One thing that's been remarked on is that Google may be showing more "informational" pages and that more content from educational or governmental sites is appearing. This could be due to Google configuring its systems to give more weight to links from .edu and .gov sites. It may feel these sources are more impartial.
This is not to say that something like Hilltop isn't happening. In fact, it could very well be -- along with some form of LocalRank and other tweaks. In fact, I think it's reasonable to assume that Google's using a whole mixture of new techniques.
In addition, I think it's reasonable to assume that Google may use certain techniques for certain classes of queries. I don't think they have a predefined list of "commercial" words. However, they may have a system in place to determine the "commercialness" of a query on the fly.
Andrew Goodman correctly recalls InfoSpace doing something like this on Dogpile. My own recollection was that Dogpile did this in part by looking at how many results were coming back from the paid listing providers it was partnered with. If there were a lot for a particular term, then a query might reasonably be assumed as commercial.

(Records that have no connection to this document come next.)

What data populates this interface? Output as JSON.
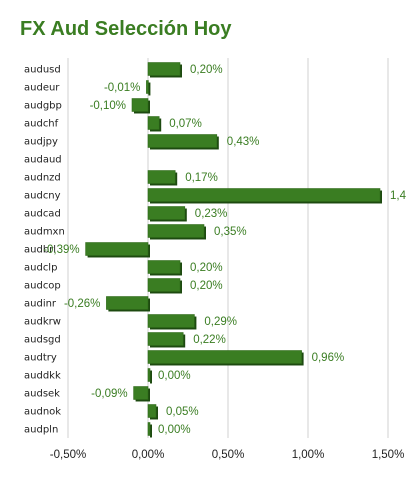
{
  "chart_data": {
    "type": "bar",
    "orientation": "horizontal",
    "title": "FX Aud Selección Hoy",
    "categories": [
      "audusd",
      "audeur",
      "audgbp",
      "audchf",
      "audjpy",
      "audaud",
      "audnzd",
      "audcny",
      "audcad",
      "audmxn",
      "audbrl",
      "audclp",
      "audcop",
      "audinr",
      "audkrw",
      "audsgd",
      "audtry",
      "auddkk",
      "audsek",
      "audnok",
      "audpln"
    ],
    "values": [
      0.2,
      -0.01,
      -0.1,
      0.07,
      0.43,
      null,
      0.17,
      1.45,
      0.23,
      0.35,
      -0.39,
      0.2,
      0.2,
      -0.26,
      0.29,
      0.22,
      0.96,
      0.0,
      -0.09,
      0.05,
      0.0
    ],
    "value_labels": [
      "0,20%",
      "-0,01%",
      "-0,10%",
      "0,07%",
      "0,43%",
      "",
      "0,17%",
      "1,4",
      "0,23%",
      "0,35%",
      "-0,39%",
      "0,20%",
      "0,20%",
      "-0,26%",
      "0,29%",
      "0,22%",
      "0,96%",
      "0,00%",
      "-0,09%",
      "0,05%",
      "0,00%"
    ],
    "xlim": [
      -0.5,
      1.5
    ],
    "x_ticks": [
      -0.5,
      0,
      0.5,
      1.0,
      1.5
    ],
    "x_tick_labels": [
      "-0,50%",
      "0,00%",
      "0,50%",
      "1,00%",
      "1,50%"
    ],
    "xlabel": "",
    "ylabel": "",
    "grid": "vertical",
    "legend": "none",
    "colors": {
      "bar": "#3a7d22",
      "bar_dark": "#1d4a10",
      "grid": "#d0d0d0",
      "title": "#3a7d22"
    }
  }
}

Google could be doing something like this or something more sophisticated. But the point is, should a search be deemed "commercial," Google might try using more aggressive spam filtering or perhaps trusting certain types of links more.

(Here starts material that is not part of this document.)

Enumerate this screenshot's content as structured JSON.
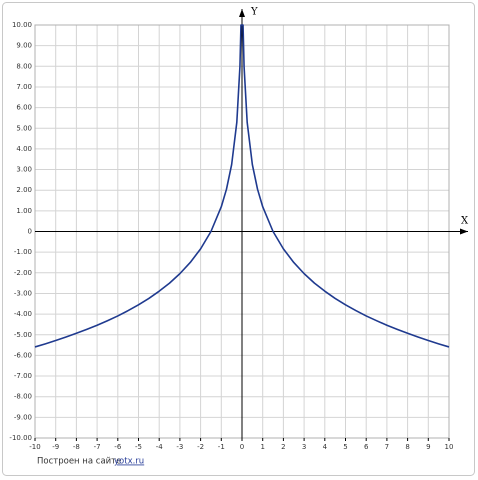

As noted earlier, Google's not saying much about its changes. I spoke with Matt Cutts, a software engineer who oversees webmaster issues for Google, earlier this week. He acknowledged that Google is making use of some new "signals" about the quality and content of web pages and that use of more information is planned.

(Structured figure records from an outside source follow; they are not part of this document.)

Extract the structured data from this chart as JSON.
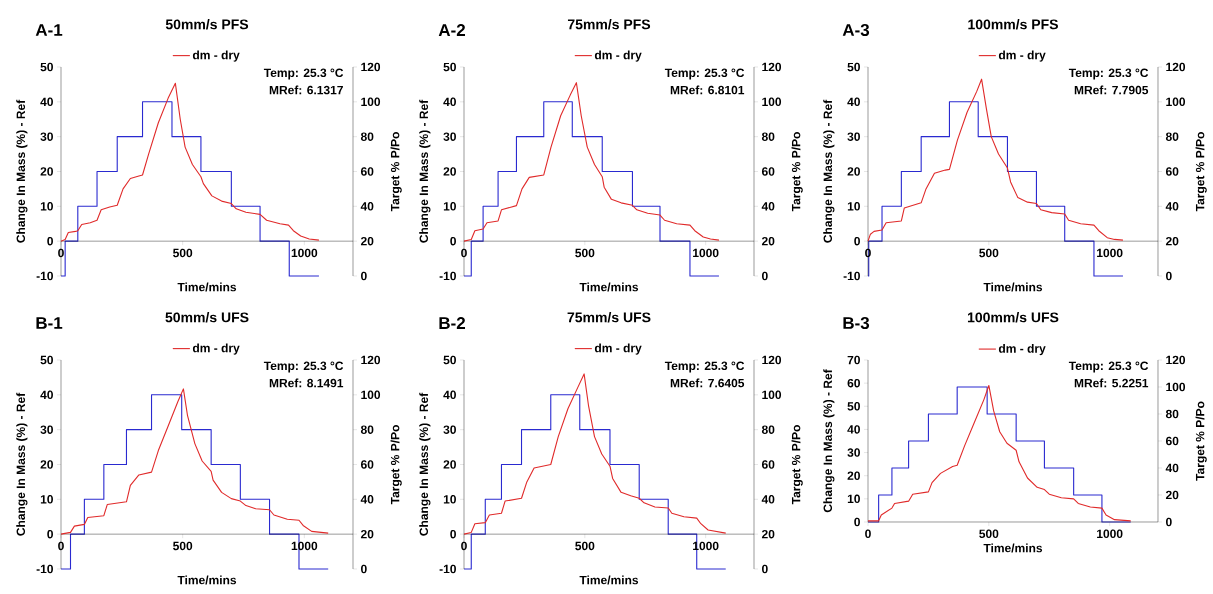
{
  "chart_data": [
    {
      "type": "line",
      "title": "50mm/s PFS",
      "annotations": [
        "A-1",
        "Temp:  25.3 °C",
        "MRef:  6.1317"
      ],
      "xlabel": "Time/mins",
      "ylabel": "Change In Mass (%) - Ref",
      "y2label": "Target % P/Po",
      "legend": "top",
      "xlim": [
        0,
        1200
      ],
      "xticks": [
        0,
        500,
        1000
      ],
      "ylim": [
        -10,
        50
      ],
      "yticks": [
        -10,
        0,
        10,
        20,
        30,
        40,
        50
      ],
      "y2lim": [
        0,
        120
      ],
      "y2ticks": [
        0,
        20,
        40,
        60,
        80,
        100,
        120
      ],
      "series": [
        {
          "name": "dm - dry",
          "color": "#e02a2a",
          "x": [
            0,
            17,
            30,
            60,
            69,
            85,
            120,
            148,
            165,
            200,
            231,
            255,
            285,
            320,
            335,
            360,
            400,
            440,
            470,
            490,
            510,
            540,
            575,
            585,
            620,
            660,
            700,
            720,
            760,
            818,
            845,
            900,
            935,
            955,
            985,
            1020,
            1060
          ],
          "values": [
            0,
            0.5,
            2.5,
            2.8,
            3,
            4.8,
            5.3,
            6,
            9,
            9.8,
            10.3,
            15,
            18,
            18.7,
            19,
            25,
            34,
            41,
            45.3,
            35,
            27,
            22,
            18.5,
            16.5,
            13,
            11.5,
            10.8,
            9.3,
            8.3,
            7.7,
            6,
            5,
            4.6,
            3,
            1.5,
            0.6,
            0.3
          ]
        },
        {
          "type": "step",
          "axis": "y2",
          "color": "#2a2ad0",
          "x": [
            0,
            17,
            69,
            148,
            231,
            335,
            456,
            575,
            700,
            818,
            938,
            1060
          ],
          "values": [
            0,
            20,
            40,
            60,
            80,
            100,
            80,
            60,
            40,
            20,
            0,
            0
          ]
        }
      ]
    },
    {
      "type": "line",
      "title": "75mm/s PFS",
      "annotations": [
        "A-2",
        "Temp:  25.3 °C",
        "MRef:  6.8101"
      ],
      "xlabel": "Time/mins",
      "ylabel": "Change In Mass (%) - Ref",
      "y2label": "Target % P/Po",
      "legend": "top",
      "xlim": [
        0,
        1200
      ],
      "xticks": [
        0,
        500,
        1000
      ],
      "ylim": [
        -10,
        50
      ],
      "yticks": [
        -10,
        0,
        10,
        20,
        30,
        40,
        50
      ],
      "y2lim": [
        0,
        120
      ],
      "y2ticks": [
        0,
        20,
        40,
        60,
        80,
        100,
        120
      ],
      "series": [
        {
          "name": "dm - dry",
          "color": "#e02a2a",
          "x": [
            0,
            30,
            45,
            79,
            95,
            141,
            155,
            217,
            240,
            270,
            330,
            360,
            400,
            440,
            465,
            485,
            510,
            540,
            572,
            580,
            610,
            650,
            697,
            715,
            760,
            811,
            830,
            880,
            935,
            955,
            990,
            1020,
            1055
          ],
          "values": [
            0,
            0.5,
            3,
            3.5,
            5.3,
            5.8,
            9,
            10.2,
            15,
            18.3,
            19,
            27,
            36,
            42,
            45.5,
            36,
            27,
            22,
            18.5,
            15.5,
            12,
            11,
            10.3,
            9,
            8,
            7.5,
            6,
            5,
            4.6,
            3,
            1.2,
            0.6,
            0.3
          ]
        },
        {
          "type": "step",
          "axis": "y2",
          "color": "#2a2ad0",
          "x": [
            0,
            30,
            79,
            141,
            217,
            330,
            448,
            572,
            697,
            811,
            935,
            1055
          ],
          "values": [
            0,
            20,
            40,
            60,
            80,
            100,
            80,
            60,
            40,
            20,
            0,
            0
          ]
        }
      ]
    },
    {
      "type": "line",
      "title": "100mm/s PFS",
      "annotations": [
        "A-3",
        "Temp:  25.3 °C",
        "MRef:  7.7905"
      ],
      "xlabel": "Time/mins",
      "ylabel": "Change In Mass (%) - Ref",
      "y2label": "Target % P/Po",
      "legend": "top",
      "xlim": [
        0,
        1200
      ],
      "xticks": [
        0,
        500,
        1000
      ],
      "ylim": [
        -10,
        50
      ],
      "yticks": [
        -10,
        0,
        10,
        20,
        30,
        40,
        50
      ],
      "y2lim": [
        0,
        120
      ],
      "y2ticks": [
        0,
        20,
        40,
        60,
        80,
        100,
        120
      ],
      "series": [
        {
          "name": "dm - dry",
          "color": "#e02a2a",
          "x": [
            0,
            10,
            25,
            58,
            75,
            138,
            150,
            220,
            240,
            275,
            320,
            337,
            370,
            410,
            450,
            470,
            490,
            510,
            540,
            577,
            590,
            620,
            660,
            697,
            715,
            760,
            814,
            830,
            880,
            935,
            955,
            990,
            1020,
            1055
          ],
          "values": [
            0,
            2,
            2.8,
            3.2,
            5.3,
            5.8,
            9.5,
            11,
            15,
            19.5,
            20.4,
            20.6,
            29,
            37,
            43,
            46.5,
            38,
            30,
            25,
            21,
            17,
            12.5,
            11.2,
            10.8,
            9,
            8.2,
            7.8,
            6,
            5,
            4.6,
            3,
            1,
            0.5,
            0.3
          ]
        },
        {
          "type": "step",
          "axis": "y2",
          "color": "#2a2ad0",
          "x": [
            0,
            3,
            58,
            138,
            220,
            337,
            456,
            577,
            697,
            814,
            935,
            1055
          ],
          "values": [
            0,
            20,
            40,
            60,
            80,
            100,
            80,
            60,
            40,
            20,
            0,
            0
          ]
        }
      ]
    },
    {
      "type": "line",
      "title": "50mm/s UFS",
      "annotations": [
        "B-1",
        "Temp:  25.3 °C",
        "MRef:  8.1491"
      ],
      "xlabel": "Time/mins",
      "ylabel": "Change In Mass (%) - Ref",
      "y2label": "Target % P/Po",
      "legend": "top",
      "xlim": [
        0,
        1200
      ],
      "xticks": [
        0,
        500,
        1000
      ],
      "ylim": [
        -10,
        50
      ],
      "yticks": [
        -10,
        0,
        10,
        20,
        30,
        40,
        50
      ],
      "y2lim": [
        0,
        120
      ],
      "y2ticks": [
        0,
        20,
        40,
        60,
        80,
        100,
        120
      ],
      "series": [
        {
          "name": "dm - dry",
          "color": "#e02a2a",
          "x": [
            0,
            39,
            55,
            96,
            110,
            176,
            190,
            269,
            285,
            320,
            372,
            400,
            440,
            480,
            503,
            520,
            550,
            580,
            617,
            625,
            660,
            700,
            737,
            760,
            800,
            857,
            875,
            930,
            978,
            995,
            1030,
            1098
          ],
          "values": [
            0,
            0.5,
            2.3,
            2.8,
            4.8,
            5.3,
            8.5,
            9.3,
            14,
            17,
            17.8,
            24,
            31,
            38,
            41.7,
            34,
            26,
            21,
            18,
            15.5,
            12,
            10.2,
            9.5,
            8.2,
            7.3,
            7,
            5.5,
            4.3,
            4,
            2.5,
            0.8,
            0.3
          ]
        },
        {
          "type": "step",
          "axis": "y2",
          "color": "#2a2ad0",
          "x": [
            0,
            39,
            96,
            176,
            269,
            372,
            496,
            617,
            737,
            857,
            978,
            1098
          ],
          "values": [
            0,
            20,
            40,
            60,
            80,
            100,
            80,
            60,
            40,
            20,
            0,
            0
          ]
        }
      ]
    },
    {
      "type": "line",
      "title": "75mm/s UFS",
      "annotations": [
        "B-2",
        "Temp:  25.3 °C",
        "MRef:  7.6405"
      ],
      "xlabel": "Time/mins",
      "ylabel": "Change In Mass (%) - Ref",
      "y2label": "Target % P/Po",
      "legend": "top",
      "xlim": [
        0,
        1200
      ],
      "xticks": [
        0,
        500,
        1000
      ],
      "ylim": [
        -10,
        50
      ],
      "yticks": [
        -10,
        0,
        10,
        20,
        30,
        40,
        50
      ],
      "y2lim": [
        0,
        120
      ],
      "y2ticks": [
        0,
        20,
        40,
        60,
        80,
        100,
        120
      ],
      "series": [
        {
          "name": "dm - dry",
          "color": "#e02a2a",
          "x": [
            0,
            30,
            45,
            88,
            105,
            155,
            170,
            238,
            260,
            290,
            359,
            390,
            430,
            470,
            497,
            515,
            540,
            570,
            604,
            615,
            650,
            690,
            725,
            745,
            790,
            845,
            860,
            910,
            963,
            980,
            1010,
            1083
          ],
          "values": [
            0,
            0.5,
            3,
            3.3,
            5.5,
            6,
            9.5,
            10.3,
            15,
            19,
            20,
            28,
            36,
            42,
            46,
            37,
            28,
            23,
            19.5,
            16,
            12,
            11,
            10.3,
            9,
            7.8,
            7.5,
            6,
            5,
            4.6,
            3,
            1.2,
            0.3
          ]
        },
        {
          "type": "step",
          "axis": "y2",
          "color": "#2a2ad0",
          "x": [
            0,
            30,
            88,
            155,
            238,
            359,
            479,
            604,
            725,
            845,
            963,
            1083
          ],
          "values": [
            0,
            20,
            40,
            60,
            80,
            100,
            80,
            60,
            40,
            20,
            0,
            0
          ]
        }
      ]
    },
    {
      "type": "line",
      "title": "100mm/s UFS",
      "annotations": [
        "B-3",
        "Temp:  25.3 °C",
        "MRef:  5.2251"
      ],
      "xlabel": "Time/mins",
      "ylabel": "Change In Mass (%) - Ref",
      "y2label": "Target % P/Po",
      "legend": "top",
      "xlim": [
        0,
        1200
      ],
      "xticks": [
        0,
        500,
        1000
      ],
      "ylim": [
        0,
        70
      ],
      "yticks": [
        0,
        10,
        20,
        30,
        40,
        50,
        60,
        70
      ],
      "y2lim": [
        0,
        120
      ],
      "y2ticks": [
        0,
        20,
        40,
        60,
        80,
        100,
        120
      ],
      "series": [
        {
          "name": "dm - dry",
          "color": "#e02a2a",
          "x": [
            0,
            44,
            55,
            99,
            110,
            168,
            185,
            250,
            265,
            300,
            350,
            369,
            400,
            440,
            480,
            500,
            520,
            545,
            575,
            613,
            625,
            660,
            700,
            730,
            750,
            800,
            851,
            870,
            920,
            968,
            985,
            1020,
            1087
          ],
          "values": [
            0.5,
            0.5,
            3,
            6,
            8,
            9,
            12,
            13,
            17,
            21,
            24,
            24.5,
            33,
            43,
            53,
            59,
            48,
            39,
            34,
            31,
            26,
            19,
            15,
            14,
            12,
            10.5,
            10,
            8,
            6.5,
            6,
            3,
            1,
            0.5
          ]
        },
        {
          "type": "step",
          "axis": "y2",
          "color": "#2a2ad0",
          "x": [
            0,
            44,
            99,
            168,
            250,
            369,
            493,
            613,
            730,
            851,
            968,
            1087
          ],
          "values": [
            0,
            20,
            40,
            60,
            80,
            100,
            80,
            60,
            40,
            20,
            0,
            0
          ]
        }
      ]
    }
  ]
}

"Over the next six weeks to two months, we're going to bring in another two or three signals," Cutts said.
What are these mystery signals? Google could make use of data it collects from its Google Toolbar to impact rankings, a favorite theory of WebmasterWorld founder Brett Tabke.
Google has denied that toolbar data is being used for ranking purposes in the past. Now it simply refuses to comment on whether toolbar data is involved at all.
Clickthrough data could be used. But clickthrough data has never been proven long-term as that helpful to improving ranking, since it's prone to spam. There's also no sign that Google has increased the limited clickthrough measurement it does. In the past, the company has measured clickthrough on about one percent of its listings to help with quality assessment. That seems to still be the case, though for the record, Google won't confirm one way or another if clickthrough data is coming into play.
Is Google classifying pages as commercial or non-commercial? Again, no comment. However, Andrew Goodman managed to at least get Google to acknowledge that is may indeed be classifying pages in this way and into other types.
Google will say that the changes introduced some new spam fighting techniques, but it also stressed that most of the changes people are seeing aren't because of spam factors.
"It's definitely not penalties or [spam” filtering but new scoring that takes advantage of these new signals," Cutts said. "It's not that they are in some penalty sandbox, and even if they change things, they'll never be better. Instead, we've got a better view of those sites, and some sites don't measure up as well as they did before."
In other words, it's simply that a new measurement yardstick is being used.
"If a stock picker used a formula for what to pick, then said 'Now I care more about incoming revenue,' then you'd end up with a different portfolio of companies," Cutts explained.